If you can express a rotation as a matrix, then you can also express it as a quaternion. This immediately reduces the tangent space representation to 4 components = 16 bytes. When decompressing the vertex, use the quat->matrix conversion, and pull out the 3 columns of the resulting matrix as your tangent space vectors. The quat->matrix conversion costs 13 multiplies and 15 subtractions. It may be worthwhile to determine if it is possible to optimize this conversion for shader operations.

If you want to save more space, you can go even further, if you have the time - computationally speaking. Since rotation quaternions are normalized, there are only 3 degrees of freedom instead of 4. Thus you only really need to store 3 components of the quaternion, and the 4th can be calculated using the formula
w = sqrt(1 - x2 - y2 - z2)

This brings the tangent space size down to 12 bytes.

Finally, if you are super hard pressed for space, you can take advantage of the fact that the components of a quaternion are within the range [-1,1], which may not require 32 bits to have a sufficient representation. You may possibly use 16 bit floats to represent these components. Doing so will reduce the size further - 6 bytes.
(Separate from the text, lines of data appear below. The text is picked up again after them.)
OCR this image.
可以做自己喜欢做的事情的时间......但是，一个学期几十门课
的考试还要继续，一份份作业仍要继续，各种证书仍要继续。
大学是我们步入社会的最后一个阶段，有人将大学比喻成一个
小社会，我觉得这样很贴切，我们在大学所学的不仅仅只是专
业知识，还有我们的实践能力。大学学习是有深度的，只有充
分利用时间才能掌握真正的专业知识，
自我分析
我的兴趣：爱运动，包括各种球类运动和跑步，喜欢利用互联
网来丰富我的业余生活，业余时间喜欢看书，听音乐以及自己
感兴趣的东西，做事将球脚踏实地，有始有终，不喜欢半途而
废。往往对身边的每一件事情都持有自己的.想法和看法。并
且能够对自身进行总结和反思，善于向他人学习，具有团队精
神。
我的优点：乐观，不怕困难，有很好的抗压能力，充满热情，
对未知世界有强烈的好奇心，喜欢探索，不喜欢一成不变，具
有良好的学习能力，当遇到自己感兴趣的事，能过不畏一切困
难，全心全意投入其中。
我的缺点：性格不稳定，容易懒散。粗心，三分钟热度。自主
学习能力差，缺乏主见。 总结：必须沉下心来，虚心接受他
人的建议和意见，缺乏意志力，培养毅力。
With a 6-byte tangent space representation, it seems conceivable to employ quaternion texture maps, which store the tangent space directly in the texture, rather than using bump map data to perturb the interpolated tangent vectors. You could then apply a texture compression, like 3DC which gets 2:1 compression. Now tangent space only consumes 3-bytes of texture, and 0-bytes on the vertex. If you were previously using bump maps, and you replace them with quaternion maps, then you aren't really increasing the amount of texture memory used, and you have successfully removed all 36 bytes of tangent space data from the vertex.

Of course, doing quaternion map lookups in the pixel shader would also mean doing the quat->matrix conversion in the pixel shader - or, alternatively recasting the pixel shader lighting equation in terms of quaternion algebra, rather than matrix algebra - whichever ends up being cheaper. To gain perspective on the cost of this conversion, you can perform 5 quat->matrix conversions in roughly the same amount of time as a single matrix multiply. A single quat->matrix conversion is about as costly as transforming 3 vectors with a matrix.

The quaternion map would take the place of bump maps altogether, and would provide the added feature of having fine tuned control over tangent space on a per-pixel level. For anisotropic shaders, like hair, fur, and velvet shaders, you could introduce swirls and wiggles in the middle of a polygon.

There are two rather large problems facing the idea of a quaternion map: 1) a lot of people get freaked out when you use the word quaternion. 2) I can't off the top of my head conceive of a way for an artist or content creator to generate such a map.

At any rate, it seems like a very intriguing idea.